L’ennemi à abattre était alors tout désigné : sur les chemins de la réalisation d’une « société véritablement islamique », il y avait l’obstacle confrérique. Il fallait s’en débarrasser. Le discours devint de plus en plus virulent contre la « société impie » qu’il fallait ré-islamiser. Entre les théoriciens de l’Etat islamique de la fameuse mosquée de l’aéroport dite "inachevée" et le mouvement Ibadou Rahman sorti des flancs de l’UCM jugée trop conciliatrice, une idéologie était bien partagée : celle de « l’action islamique » par le bas afin de trouver une alternative à l’action politique évitant une confrontation directe avec l’institution étatique.

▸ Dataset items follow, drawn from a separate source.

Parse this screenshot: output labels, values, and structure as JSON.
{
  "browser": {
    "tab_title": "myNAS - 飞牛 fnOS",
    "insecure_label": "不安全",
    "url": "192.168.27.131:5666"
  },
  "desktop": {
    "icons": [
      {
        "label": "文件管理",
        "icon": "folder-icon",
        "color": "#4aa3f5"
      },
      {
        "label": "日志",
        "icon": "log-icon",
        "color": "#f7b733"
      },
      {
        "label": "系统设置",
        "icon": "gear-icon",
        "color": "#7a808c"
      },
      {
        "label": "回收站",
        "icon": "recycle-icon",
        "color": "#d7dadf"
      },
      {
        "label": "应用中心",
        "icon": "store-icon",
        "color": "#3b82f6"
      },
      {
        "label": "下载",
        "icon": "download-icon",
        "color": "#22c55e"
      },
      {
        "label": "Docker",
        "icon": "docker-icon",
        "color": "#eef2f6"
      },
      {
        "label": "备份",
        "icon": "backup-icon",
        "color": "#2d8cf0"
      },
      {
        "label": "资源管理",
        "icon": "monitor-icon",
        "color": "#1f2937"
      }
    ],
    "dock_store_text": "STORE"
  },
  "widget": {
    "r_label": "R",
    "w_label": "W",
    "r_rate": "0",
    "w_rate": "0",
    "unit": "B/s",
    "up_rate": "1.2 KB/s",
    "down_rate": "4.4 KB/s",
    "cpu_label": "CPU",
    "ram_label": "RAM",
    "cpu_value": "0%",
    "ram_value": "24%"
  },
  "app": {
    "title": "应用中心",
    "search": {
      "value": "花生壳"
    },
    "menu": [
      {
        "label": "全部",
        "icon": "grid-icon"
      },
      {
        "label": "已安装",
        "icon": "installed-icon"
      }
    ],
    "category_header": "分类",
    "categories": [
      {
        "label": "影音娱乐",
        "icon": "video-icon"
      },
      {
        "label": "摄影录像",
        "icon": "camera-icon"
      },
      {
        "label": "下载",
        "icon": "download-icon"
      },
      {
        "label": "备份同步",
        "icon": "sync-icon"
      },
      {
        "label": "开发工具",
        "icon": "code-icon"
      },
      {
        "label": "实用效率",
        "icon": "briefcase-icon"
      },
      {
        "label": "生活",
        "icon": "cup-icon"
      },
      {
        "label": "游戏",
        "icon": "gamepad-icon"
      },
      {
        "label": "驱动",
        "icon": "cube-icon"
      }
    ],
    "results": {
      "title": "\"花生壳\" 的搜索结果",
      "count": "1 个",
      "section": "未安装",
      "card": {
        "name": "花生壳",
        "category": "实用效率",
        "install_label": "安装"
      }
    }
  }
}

Depuis quelques années, cette orientation anti-confrérique est dissimulée par des gestes de "collaboration". En attendant…


Curieuse ressemblance au niveau méthodologique avec les Frères musulmans, longtemps plongés dans la clandestinité depuis leur implication présumée dans l’assassinat du président égyptien Anouar El-Sadate : à défaut de pouvoir exister politiquement, ils ont décidé de mailler la société par le biais des «bonnes œuvres» et de «l’action sociale », afin d’y consolider des relais idéologiques, le temps que surviennent des circonstances politiquement favorables pour décliner le vrai plan de prise du pouvoir.


Par une parfaite compréhension des réalités sociopolitiques sénégalaises, les franges favorables aux thèses des Frères musulmans vont peu à peu rompre d’avec la virulence qui caractérisait leur discours envers les forces « obstacles » à la « société islamique » : les confréries et les « bid’a » ou « innovations blâmables ». Un ouvrage célèbre dans ces milieux sera celui de Mouhamadou Bamba Ndiaye, dans les années 1990 intitulé Adwâ’un ala Sinighâl, "Lumières sur le Sénégal", où il brocardait le système confrérique, ce mal du siècle qu’il fallait abattre pour que le Sénégal soit enfin « islamique ».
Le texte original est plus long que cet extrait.